Semantic Description of Explainable Machine Learning Workflows

MASTER Assignment

Type : Master M-CS

Period: Nov, 2020 - Jul, 2021

Student : Inoue Nakagawa, P. (Patricia, Student M-CS)

Date Final project: July 8, 2021

Thesis

Supervisors:

Abstract:

Machine learning algorithms have been extensively explored in many domains due to their success in learning and performing autonomous tasks. However, the best performing algorithms usually have high complexity, which makes it is difficult for users to understand how and why they achieved their results. Because of this, they are often considered black-boxes. Understanding the machine learning models is important not only to identify problems and make changes but also to increase trust in them, which can only be achieved by ensuring that the algorithms act as expected, not relying on bias or erroneous values in the data; and avoid ethical issues, not producing stereotypes, prejudiced or wrong conclusions. In this scenario, Explainable Machine Learning comprises methods and techniques that have a fundamental role in enabling users to better understand the machine learning functioning and results. Semantic Web Technologies provide semantically interpretable tools that allow reasoning on knowledge resources, for this reason, they have been applied to make machine learning explainable. In this context, the contribution of this work is the development of an ontology that represents explainable machine learning experiments, allowing data scientists and developers to have a holistic view and better understanding of the machine learning process and the explanation process. We developed the ontology reusing already existing domain-specific ontology (ML-SCHEMA) and grounding it in the Unified Foundational Ontology (UFO), aiming at interoperability. The proposed ontology is structured in three modules: (1) the general module, which represents the general machine learning process; (2) the specific module, which specifies the machine learning process for supervised classification; (3) the explanation module, which represents the explanation process.

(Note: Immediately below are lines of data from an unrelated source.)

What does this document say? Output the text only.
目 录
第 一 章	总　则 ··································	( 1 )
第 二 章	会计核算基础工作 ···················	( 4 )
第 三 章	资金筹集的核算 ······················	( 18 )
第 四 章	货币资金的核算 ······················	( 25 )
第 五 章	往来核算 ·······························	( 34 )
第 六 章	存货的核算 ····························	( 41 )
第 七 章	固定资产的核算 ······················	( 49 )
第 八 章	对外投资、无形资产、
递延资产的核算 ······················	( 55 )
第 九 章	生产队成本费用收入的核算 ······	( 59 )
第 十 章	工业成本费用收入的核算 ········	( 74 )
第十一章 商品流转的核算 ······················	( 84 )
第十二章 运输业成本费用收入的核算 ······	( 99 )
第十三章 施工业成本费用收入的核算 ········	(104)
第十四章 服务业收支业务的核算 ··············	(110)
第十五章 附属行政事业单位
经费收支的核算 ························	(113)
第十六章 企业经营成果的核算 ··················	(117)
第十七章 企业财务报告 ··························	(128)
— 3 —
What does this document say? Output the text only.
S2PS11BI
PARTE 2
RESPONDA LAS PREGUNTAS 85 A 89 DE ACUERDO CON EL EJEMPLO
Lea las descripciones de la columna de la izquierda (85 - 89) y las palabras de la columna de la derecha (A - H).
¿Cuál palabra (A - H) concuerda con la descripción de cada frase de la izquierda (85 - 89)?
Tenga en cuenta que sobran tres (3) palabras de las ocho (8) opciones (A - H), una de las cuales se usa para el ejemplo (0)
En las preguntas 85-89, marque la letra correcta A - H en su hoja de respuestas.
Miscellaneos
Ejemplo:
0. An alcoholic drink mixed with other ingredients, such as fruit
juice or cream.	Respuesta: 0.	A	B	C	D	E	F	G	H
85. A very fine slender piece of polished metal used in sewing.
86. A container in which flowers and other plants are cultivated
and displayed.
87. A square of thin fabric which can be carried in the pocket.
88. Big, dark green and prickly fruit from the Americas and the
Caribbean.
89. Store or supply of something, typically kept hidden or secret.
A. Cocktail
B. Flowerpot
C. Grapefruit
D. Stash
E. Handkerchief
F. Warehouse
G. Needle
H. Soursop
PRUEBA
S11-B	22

The ontology was evaluated using a case study in the scenario of the COVID-19 disease, where we trained a Support Vector Machine to predict mortality of patients infected with COVID-19 and applied existing explanation methods to generate explanations from the trained model. The case study was used to populate the ontology with instances, thereafter, we queried the populated ontology to ensure that the retrieved information corresponds to the expected outputs and that the ontology fulfills its intended purpose.